ANYWAY – the crux of this Jesus jawn is this resurrection dealio which is alleged to have happened a few days after he spends hours in prayer which end in him declaring “not as I will but as Thy will,”  a seminal declaration of submission to the Will of God which would be identified by pious Muslims as “islam,” whilst the Koine Greek term that appears for Will of God is “Thelema.” So that’s how one achieves eternal life or “consciousness of the continuity of existence.” Interesting confluences.

ANYWAY, earlier this year, the New York Times Book Review ran an overview of several books treating of this subject including N.T.Wright’s The Resurrection of the Son of God which includes this observation re: the possibility that Jesus’ early disciples faked new of his resurrection:

“For Wright, the Easter story is not only theologically but historically true. In part, the mystification of the disciples — presumably the ones who would have spirited away the corpse if it were all a hoax — is, from this perspective, the most compelling evidence of the accuracy of the events reported in the Gospels. So singular was the proposition that a particular person had been resurrected from the dead and that belief in him would lead to eternal salvation; it would hardly have been the early Christians’ first choice of narratives to share. Why argue something so improbable, and so unexpected, unless they believed it had actually happened the way they told the story?”

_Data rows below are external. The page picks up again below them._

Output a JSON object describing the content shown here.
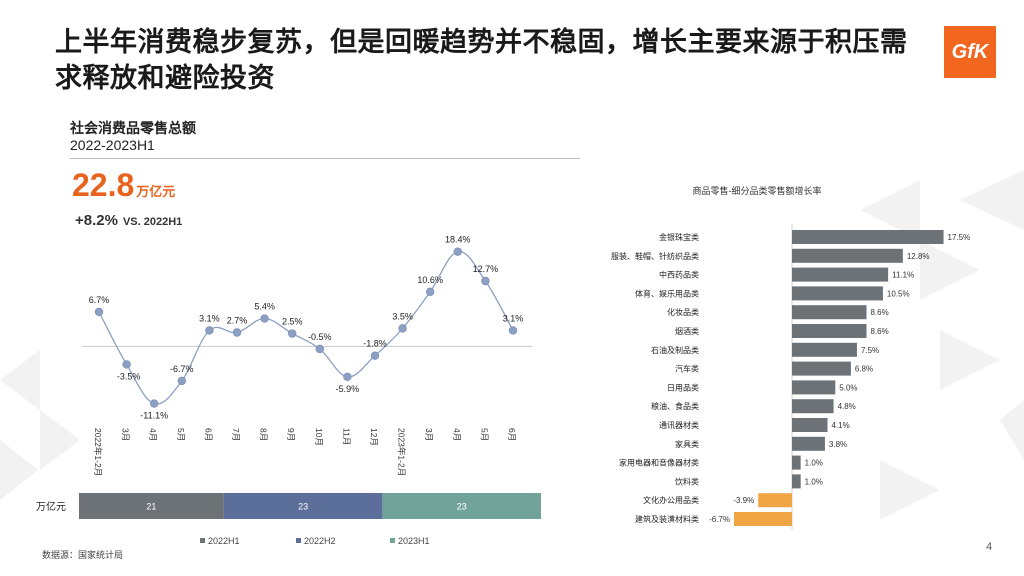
{
  "page": {
    "title": "上半年消费稳步复苏，但是回暖趋势并不稳固，增长主要来源于积压需求释放和避险投资",
    "logo_text": "GfK",
    "source": "数据源：国家统计局",
    "page_number": "4"
  },
  "summary": {
    "section_title": "社会消费品零售总额",
    "period": "2022-2023H1",
    "total_value": "22.8",
    "total_unit": "万亿元",
    "growth_value": "+8.2%",
    "growth_vs": "VS. 2022H1"
  },
  "colors": {
    "accent": "#e8641e",
    "line": "#8da0c4",
    "bar_positive": "#6d7277",
    "bar_negative": "#f0a544",
    "stack_2022h1": "#6d7277",
    "stack_2022h2": "#5c6f9a",
    "stack_2023h1": "#72a39a"
  },
  "chart_data": [
    {
      "type": "line",
      "title": "",
      "categories": [
        "2022年1-2月",
        "3月",
        "4月",
        "5月",
        "6月",
        "7月",
        "8月",
        "9月",
        "10月",
        "11月",
        "12月",
        "2023年1-2月",
        "3月",
        "4月",
        "5月",
        "6月"
      ],
      "series": [
        {
          "values": [
            6.7,
            -3.5,
            -11.1,
            -6.7,
            3.1,
            2.7,
            5.4,
            2.5,
            -0.5,
            -5.9,
            -1.8,
            3.5,
            10.6,
            18.4,
            12.7,
            3.1
          ]
        }
      ],
      "labels": [
        "6.7%",
        "-3.5%",
        "-11.1%",
        "-6.7%",
        "3.1%",
        "2.7%",
        "5.4%",
        "2.5%",
        "-0.5%",
        "-5.9%",
        "-1.8%",
        "3.5%",
        "10.6%",
        "18.4%",
        "12.7%",
        "3.1%"
      ],
      "ylim": [
        -12,
        20
      ]
    },
    {
      "type": "bar",
      "orientation": "horizontal",
      "title": "商品零售-细分品类零售额增长率",
      "categories": [
        "金银珠宝类",
        "服装、鞋帽、针纺织品类",
        "中西药品类",
        "体育、娱乐用品类",
        "化妆品类",
        "烟酒类",
        "石油及制品类",
        "汽车类",
        "日用品类",
        "粮油、食品类",
        "通讯器材类",
        "家具类",
        "家用电器和音像器材类",
        "饮料类",
        "文化办公用品类",
        "建筑及装潢材料类"
      ],
      "values": [
        17.5,
        12.8,
        11.1,
        10.5,
        8.6,
        8.6,
        7.5,
        6.8,
        5.0,
        4.8,
        4.1,
        3.8,
        1.0,
        1.0,
        -3.9,
        -6.7
      ],
      "labels": [
        "17.5%",
        "12.8%",
        "11.1%",
        "10.5%",
        "8.6%",
        "8.6%",
        "7.5%",
        "6.8%",
        "5.0%",
        "4.8%",
        "4.1%",
        "3.8%",
        "1.0%",
        "1.0%",
        "-3.9%",
        "-6.7%"
      ]
    },
    {
      "type": "bar",
      "orientation": "stacked-horizontal",
      "ylabel": "万亿元",
      "series": [
        {
          "name": "2022H1",
          "value": 21,
          "label": "21"
        },
        {
          "name": "2022H2",
          "value": 23,
          "label": "23"
        },
        {
          "name": "2023H1",
          "value": 23,
          "label": "23"
        }
      ]
    }
  ]
}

Of course there HAD been a couple millenia of accounts of deities who died and resurrected like Inanna, Osiris etc and though their narratives didn’t include a sharing of their immortality with the general populace, but they did offer the hope of continuance of human consciousness after an individual’s death.

Not saying any of this is true per se. Just interesting to consider this long seated human aspiration — which indeed appears in the “The End” Collect in our Gnostic Mass.